Da Umberto
31 Marzo 2016   •   Snap Italy

Da Umberto, tradizione italiana nel cuore di New York

«Siamo andati a conoscere Vittorio Assante proprietario del ristorante “Da Umberto”, uno dei migliori ambasciatori della cucina italiana nella Grande Mela»

Gli italiani, nel corso dei secoli, hanno abbandonato la loro patria, costretti dalle precarie condizioni in cui si trovavano o in cerca di fortuna. Questo è avvenuto soprattutto nel periodo che va dalla fine dell’800 agli inizio del ‘900 e ha visto come protagonista, in qualità di paese di approdo, l’America. La migrazione è un fenomeno conosciuto da sempre e che probabilmente non smetterà mai di esistere, essendo strettamente legato all’altrettanto certa vita altalenante del genere umano. Ma gli italiani in America non sono pochi e ciò che probabilmente contraddistingue il nostro popolo, è la capacità di andare altrove portando sempre nel cuore la patria d’origine. Molti sono stati gli italiani che, dopo aver lavorato sodo e dopo essersi sistemati, hanno pensato di portare la cultura del Belpaese nella terra d’approdo, dando così la possibilità a tutti di conoscere la storia italiana. Lo si è fatto in diversi settori, basti pensare al Made in Italy, marchio nato proprio con la volontà di sottolineare la nostra capacità di fare e soprattutto la nostra attenzione alla qualità del prodotto, qualunque esso sia. La cucina è indubbiamente uno dei settori che fa innamorare un qualsiasi straniero del nostro paese.

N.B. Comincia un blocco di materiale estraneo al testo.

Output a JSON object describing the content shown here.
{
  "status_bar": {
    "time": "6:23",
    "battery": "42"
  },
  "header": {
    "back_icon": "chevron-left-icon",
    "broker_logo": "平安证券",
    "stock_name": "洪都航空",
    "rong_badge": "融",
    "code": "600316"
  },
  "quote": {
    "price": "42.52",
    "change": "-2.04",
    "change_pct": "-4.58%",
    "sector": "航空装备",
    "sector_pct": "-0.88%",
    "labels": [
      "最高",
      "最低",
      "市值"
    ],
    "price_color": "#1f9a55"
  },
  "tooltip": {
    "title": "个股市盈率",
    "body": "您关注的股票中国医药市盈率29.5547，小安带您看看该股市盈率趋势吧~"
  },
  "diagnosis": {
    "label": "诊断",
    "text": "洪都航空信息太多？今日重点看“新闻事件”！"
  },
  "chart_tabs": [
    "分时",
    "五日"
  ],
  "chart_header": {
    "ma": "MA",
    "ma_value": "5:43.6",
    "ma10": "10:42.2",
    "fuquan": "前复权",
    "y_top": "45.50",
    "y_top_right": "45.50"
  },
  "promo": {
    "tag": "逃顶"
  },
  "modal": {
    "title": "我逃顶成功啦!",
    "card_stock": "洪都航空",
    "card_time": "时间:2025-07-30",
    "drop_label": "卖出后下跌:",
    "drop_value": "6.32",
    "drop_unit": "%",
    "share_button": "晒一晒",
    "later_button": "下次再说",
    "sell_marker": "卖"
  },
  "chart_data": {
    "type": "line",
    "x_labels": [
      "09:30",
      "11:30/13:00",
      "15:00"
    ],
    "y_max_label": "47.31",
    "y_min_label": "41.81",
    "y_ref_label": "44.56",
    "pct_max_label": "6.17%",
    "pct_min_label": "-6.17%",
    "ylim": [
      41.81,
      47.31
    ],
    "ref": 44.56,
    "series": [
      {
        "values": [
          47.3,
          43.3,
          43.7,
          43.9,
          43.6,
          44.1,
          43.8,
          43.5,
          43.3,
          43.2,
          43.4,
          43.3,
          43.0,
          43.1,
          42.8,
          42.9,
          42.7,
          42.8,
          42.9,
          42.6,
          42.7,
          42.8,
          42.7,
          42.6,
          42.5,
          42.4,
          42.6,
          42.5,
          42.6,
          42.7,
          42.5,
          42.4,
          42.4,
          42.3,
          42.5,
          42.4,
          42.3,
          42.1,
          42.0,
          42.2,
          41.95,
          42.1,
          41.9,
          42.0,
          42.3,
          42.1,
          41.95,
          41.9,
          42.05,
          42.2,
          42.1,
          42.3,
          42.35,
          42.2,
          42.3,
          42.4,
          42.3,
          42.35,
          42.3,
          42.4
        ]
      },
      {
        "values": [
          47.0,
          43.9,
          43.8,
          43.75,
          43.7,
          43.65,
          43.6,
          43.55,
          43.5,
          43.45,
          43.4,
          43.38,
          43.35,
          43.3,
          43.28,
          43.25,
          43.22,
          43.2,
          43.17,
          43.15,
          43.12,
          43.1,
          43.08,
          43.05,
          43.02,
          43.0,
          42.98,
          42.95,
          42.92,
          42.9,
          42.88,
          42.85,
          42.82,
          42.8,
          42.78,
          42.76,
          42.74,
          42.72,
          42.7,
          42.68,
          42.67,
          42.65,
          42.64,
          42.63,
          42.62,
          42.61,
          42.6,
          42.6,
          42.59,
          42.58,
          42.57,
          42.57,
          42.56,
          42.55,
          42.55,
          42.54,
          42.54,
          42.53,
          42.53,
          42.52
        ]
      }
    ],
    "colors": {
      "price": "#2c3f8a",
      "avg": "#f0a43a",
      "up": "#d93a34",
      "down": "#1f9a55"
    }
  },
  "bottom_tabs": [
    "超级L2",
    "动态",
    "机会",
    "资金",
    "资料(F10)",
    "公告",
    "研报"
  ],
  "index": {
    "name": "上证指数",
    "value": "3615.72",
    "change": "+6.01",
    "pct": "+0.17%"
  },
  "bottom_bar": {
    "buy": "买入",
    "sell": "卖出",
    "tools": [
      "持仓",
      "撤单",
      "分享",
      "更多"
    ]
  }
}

A tal proposito, durante un viaggio a New York, noi di Snap Italy abbiamo avuto la possibilità di intervistare Vittorio Assante, proprietario del ristorante italiano “Da Umberto”, nel quartiere Chelsea della grande mela, nonché figlio appunto di un toscano emigrato negli Usa in cerca di fortuna.

Siete una famiglia di provenienza italiana, di dove precisamente?
Mio padre, Umberto Assante, da cui prende nome il ristorante, è di Firenze, mentre io sono nato e cresciuto qui a New York. “Da Umberto” è qui dal 1987.

Qual è la storia di suo padre? Perché il trasferimento a New York?
Mio padre è venuto per trovare l’America, come tanti negli anni ’60. È venuto per trovare lavoro, per fare un’esperienza e per vedere il mondo. Ha iniziato a lavorare nei ristoranti italiani a New York, e lo ha fatto per circa 25 anni prima di aprirne uno tutto suo. È rimasto contento di ciò che ha trovato oltreoceano, ma l’Italia rimane la sua prima casa.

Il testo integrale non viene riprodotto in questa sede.